Planned Parenthood Makes Big Abortion Move in Kansas

Patients are now offered telemedicine abortions out of Wichita clinic, with plans to expand
By Newser Editors and Wire Services
Posted Dec 21, 2022 5:47 AM CST
Planned Parenthood Now Has Telehealth Abortions in Kansas
A doctor enters an exam room to consult with a patient about the medical abortion process at a Planned Parenthood clinic on Oct. 12 in Kansas City, Kansas.   (AP Photo/Charlie Riedel, File)

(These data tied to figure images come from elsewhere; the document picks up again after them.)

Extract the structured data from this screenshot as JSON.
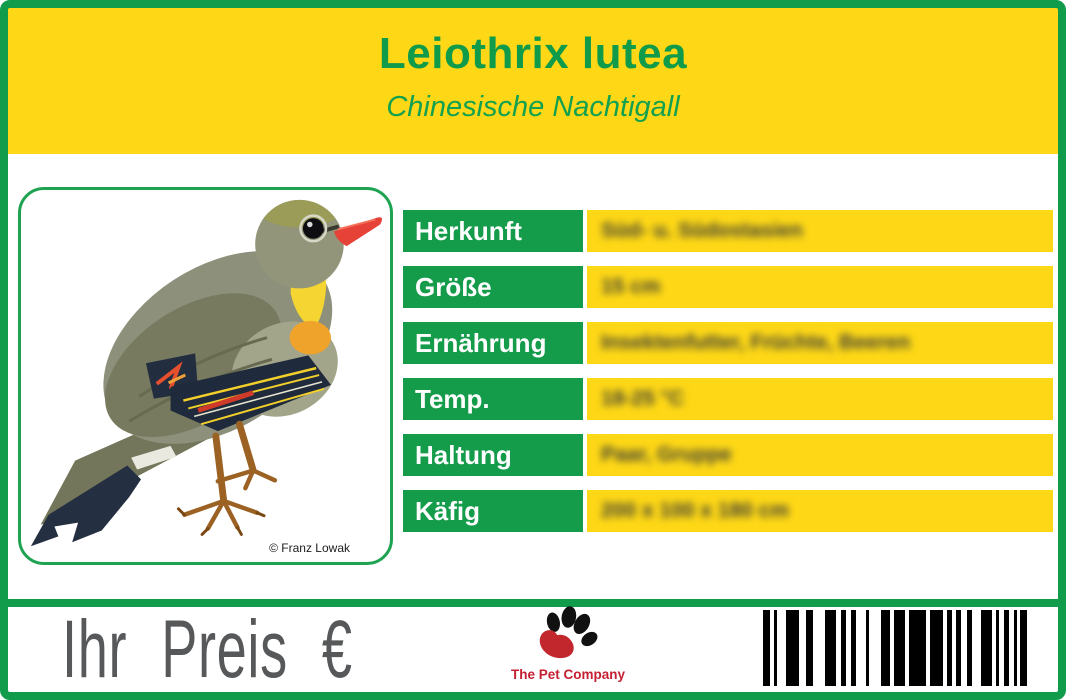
{
  "header": {
    "title": "Leiothrix lutea",
    "subtitle": "Chinesische Nachtigall"
  },
  "photo": {
    "credit": "© Franz Lowak"
  },
  "specs": {
    "rows": [
      {
        "label": "Herkunft",
        "value": "Süd- u. Südostasien"
      },
      {
        "label": "Größe",
        "value": "15 cm"
      },
      {
        "label": "Ernährung",
        "value": "Insektenfutter, Früchte, Beeren"
      },
      {
        "label": "Temp.",
        "value": "18-25 °C"
      },
      {
        "label": "Haltung",
        "value": "Paar, Gruppe"
      },
      {
        "label": "Käfig",
        "value": "200 x 100 x 180 cm"
      }
    ]
  },
  "footer": {
    "price_label": "Ihr Preis €",
    "brand": "The Pet Company",
    "logo_icon": "paw-icon"
  },
  "colors": {
    "green": "#109C4B",
    "table_green": "#159C4B",
    "yellow": "#FED816",
    "title_green": "#0F9B49",
    "price_gray": "#57585A",
    "brand_red": "#C42032",
    "barcode_black": "#000000"
  },
  "barcode": {
    "bars": [
      [
        0,
        7
      ],
      [
        11,
        3
      ],
      [
        23,
        13
      ],
      [
        43,
        7
      ],
      [
        62,
        11
      ],
      [
        78,
        5
      ],
      [
        88,
        5
      ],
      [
        103,
        3
      ],
      [
        118,
        9
      ],
      [
        131,
        11
      ],
      [
        146,
        17
      ],
      [
        167,
        13
      ],
      [
        184,
        5
      ],
      [
        193,
        5
      ],
      [
        204,
        5
      ],
      [
        218,
        11
      ],
      [
        233,
        3
      ],
      [
        241,
        5
      ],
      [
        251,
        3
      ],
      [
        257,
        7
      ]
    ]
  }
}
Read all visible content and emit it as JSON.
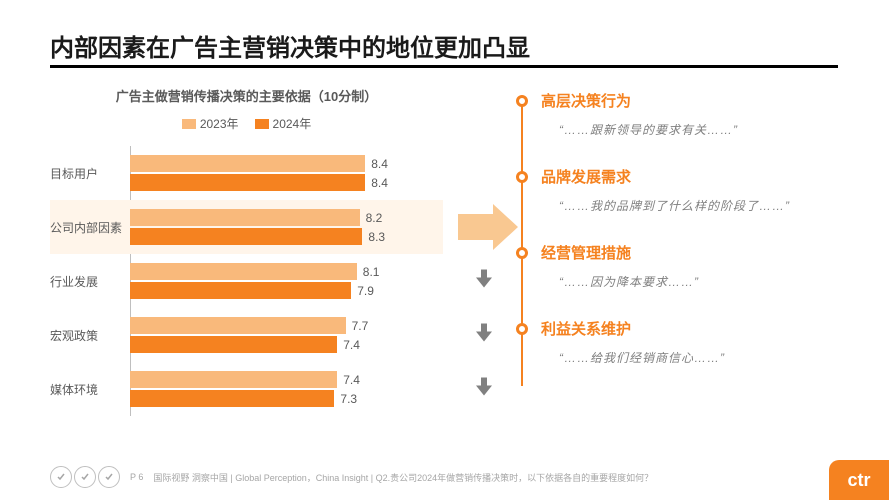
{
  "title": "内部因素在广告主营销决策中的地位更加凸显",
  "chart": {
    "title": "广告主做营销传播决策的主要依据（10分制）",
    "type": "bar",
    "legend": [
      {
        "label": "2023年",
        "color": "#f9b97b"
      },
      {
        "label": "2024年",
        "color": "#f58220"
      }
    ],
    "scale_max": 10,
    "bar_area_width": 280,
    "categories": [
      {
        "label": "目标用户",
        "v2023": 8.4,
        "v2024": 8.4,
        "highlight": false,
        "trend": "none"
      },
      {
        "label": "公司内部因素",
        "v2023": 8.2,
        "v2024": 8.3,
        "highlight": true,
        "trend": "up"
      },
      {
        "label": "行业发展",
        "v2023": 8.1,
        "v2024": 7.9,
        "highlight": false,
        "trend": "down"
      },
      {
        "label": "宏观政策",
        "v2023": 7.7,
        "v2024": 7.4,
        "highlight": false,
        "trend": "down"
      },
      {
        "label": "媒体环境",
        "v2023": 7.4,
        "v2024": 7.3,
        "highlight": false,
        "trend": "down"
      }
    ],
    "bar_color_2023": "#f9b97b",
    "bar_color_2024": "#f58220",
    "highlight_bg": "#fff5ea",
    "up_arrow_color": "#f58220",
    "down_arrow_color": "#808080",
    "big_arrow_color": "#f9c891"
  },
  "points": [
    {
      "title": "高层决策行为",
      "quote": "“……跟新领导的要求有关……”"
    },
    {
      "title": "品牌发展需求",
      "quote": "“……我的品牌到了什么样的阶段了……”"
    },
    {
      "title": "经营管理措施",
      "quote": "“……因为降本要求……”"
    },
    {
      "title": "利益关系维护",
      "quote": "“……给我们经销商信心……”"
    }
  ],
  "accent_color": "#f58220",
  "footer": {
    "page": "P 6",
    "text": "国际视野 洞察中国 | Global Perception，China Insight | Q2.贵公司2024年做营销传播决策时，以下依据各自的重要程度如何？"
  },
  "logo_text": "ctr"
}
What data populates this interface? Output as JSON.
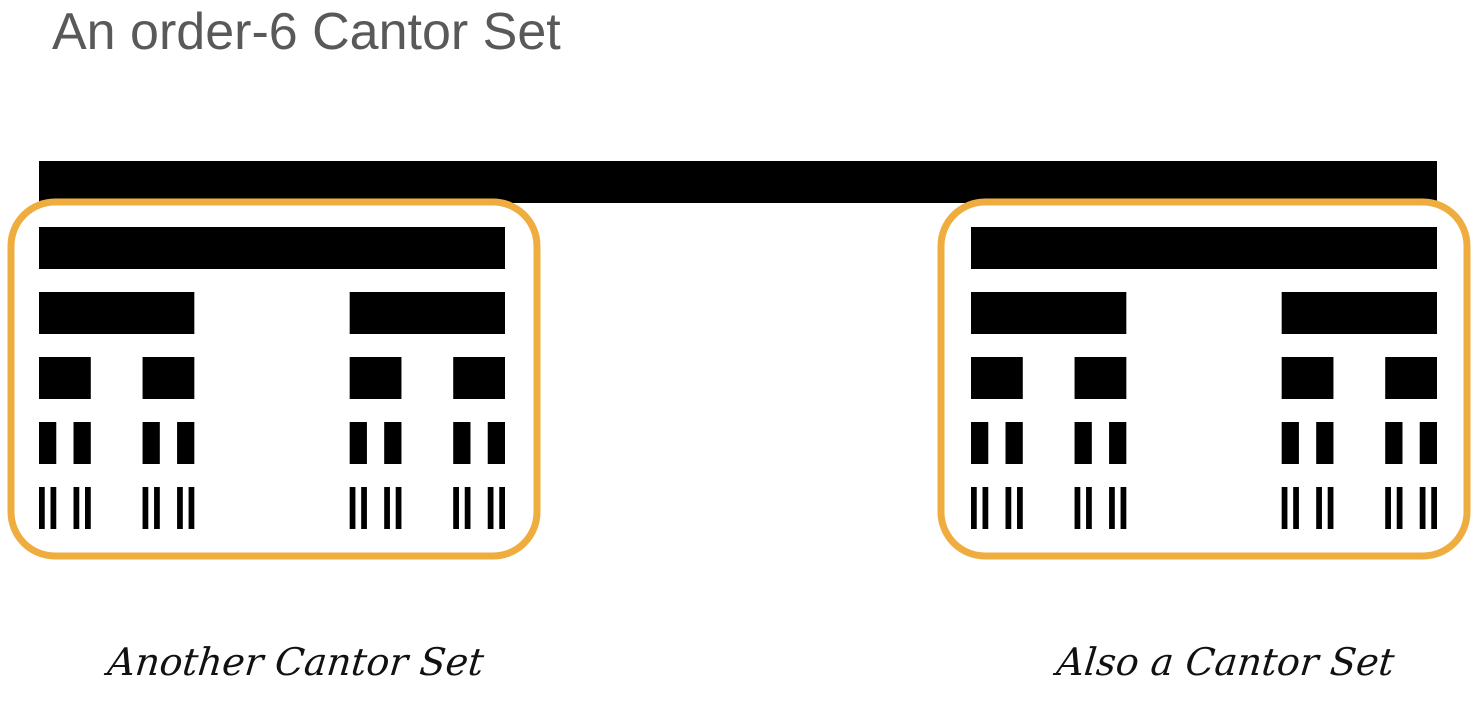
{
  "title": "An order-6 Cantor Set",
  "cantor": {
    "order": 6,
    "fill_color": "#000000"
  },
  "highlights": {
    "border_color": "#F0AD3F",
    "left_caption": "Another Cantor Set",
    "right_caption": "Also a Cantor Set"
  }
}
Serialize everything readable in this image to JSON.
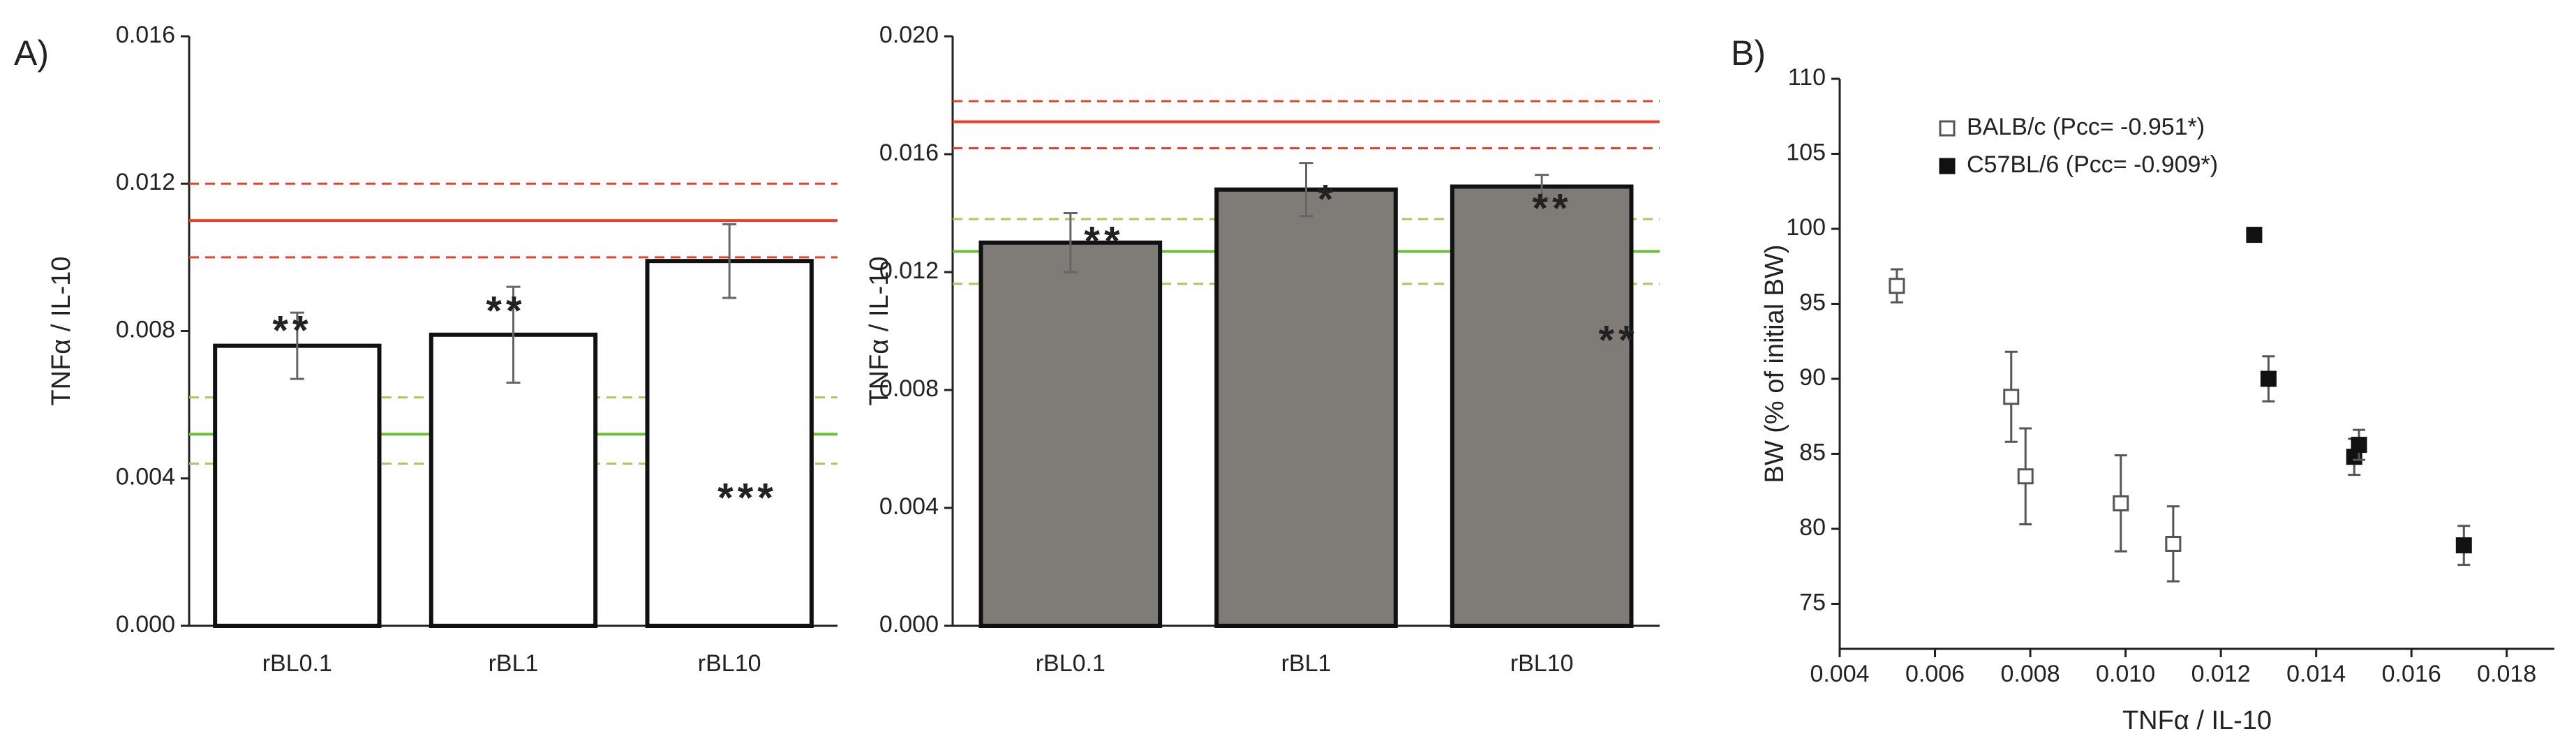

A Planned Parenthood affiliate announced Tuesday that it has started teleconferences with off-site doctors for patients seeking medication abortions at one of its Kansas clinics, a small step toward potentially much broader access in a state that has become a destination for the procedure after an August vote affirming abortion rights. Planned Parenthood Great Plains said it began offering telemedicine consultations Monday to patients visiting its Wichita clinic, per the AP. President and CEO Emily Wales said the immediate goal is to have more days that patients can go there to get medication abortions. She said her affiliate also hopes to offer the service to patients visiting its other two clinics on the Kansas side of the Kansas City area "in short order," and eventually to allow patients in doctors' offices and clinics across the state to teleconference with its physicians.

The move comes as Kansas abortion providers say they're seeing a flood of requests for appointments from women in states with more strenuous restrictions on abortion—particularly Oklahoma and Texas. Kansas voters in August decisively voted to retain state constitutional protections for abortion rights. The announcement also came less than a month after a state court judge blocked enforcement of Kansas' ban on telemedicine abortions. Eighteen states have bans on telemedicine abortions in place, according to national groups on both sides of the debate, including Arizona, Indiana, Nebraska, and North Carolina. Abortion opponents have long argued that telemedicine bans protect women's health by ensuring a physician is present to deal with major problems, though research has shown that abortion pills are safe.

Patients in states with more restrictive abortion laws still would have to travel to Kansas, as they do now. Doctors doing the teleconsulting also would have to be licensed to practice medicine in Kansas, as they must be now. For now, Planned Parenthood Great Plains is using existing staff and physicians to offer telemedicine abortion consultations to patients in Wichita. Wales said while the clinic sometimes has a doctor there three or four days a week, one day a week is typical. She noted that her affiliate is still deciding how quickly to expand telemedicine abortion appointments. Kansans for Life, the state's most politically influential anti-abortion group, responded to what it called Planned Parenthood's "dark announcement" by promising to consider "every possible course of action," including legislation.